A new type of diagnostic could let hospital laboratories identify the presence of dangerous bacteria up to five times faster than conventional methods. The test could reduce unnecessary antibiotic use and provide more reliable water-quality test results. The key to the process is a membrane with nanosized pores, which enable rapid growth and identification of live organisms.
Current methods of identifying bacterial infections in hospitals seem almost antiquated: Swab, rub on petri dish filled with agar, and wait. Some bacteria can take 48 hours or more to grow into visible colonies. But the new technology, developed by Hubbard, Ohio-based Nanologix, speeds up the process. Bacteria, and potentially viruses, move through the pores of its membrane, and grow there. Then the membrane is plucked off the agar and placed on a staining plate.
“People knew for decades that microcolonies would be present in culture, but there was no way to transfer them or stain them in a way to make them visible,” says Nanologix CEO Bret Barnhizer. But the company’s technology—“bionanopore” membranes and “bionanofilters”—is sensitive enough to detect a single cell. And when the nanofilter is saturated with antibodies specific to a particular bacteria or virus, it can quickly indicate whether a particular offender is present.
The first test of the Nanologix system has been completed by a group of researchers at the University of Texas Health Sciences Center on a bacterium known as group B streptococcus.
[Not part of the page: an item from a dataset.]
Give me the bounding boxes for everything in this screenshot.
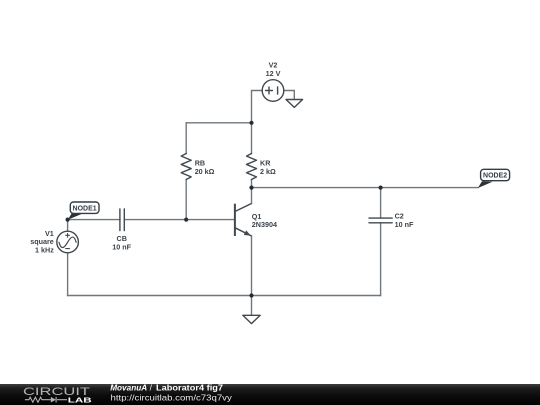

Also known as GBS, it can cause feeding, breathing, and other problems in a newborn baby if its mother is infected with it at the time of childbirth. Because of this, most pregnant women are tested for GBS about a month before their due date, with a culture test that yields results in two to three days. If the results are positive, antibiotics can eliminate the infection before the baby is born.
But if a woman arrives at a hospital in labor and has never been tested for GBS, she’s assessed for GBS risk and often given large doses of broad-spectrum antibiotics, just in case. Because the risk assessment basically consists of the physician’s best guess, some patients who need the antibiotics won’t get them, and some who don’t need them will.
A study published online this month in the American Journal of Perinatology by the University of Texas researchers shows that the Nanologix test can yield reliable results in as few as four hours. It’s not fast enough to prevent antibiotic administration to untested women already in labor, but it’s fast enough to know whether their new babies should be monitored for signs of infection. “It would be great to have a faster-turnaround test,” says Kristin Brigger, a Houston private-practice obstetrician and gynecologist who was not involved in the research. “For patients in the academic setting, patients without good prenatal care and high risk of preterm labor, it would be really good.”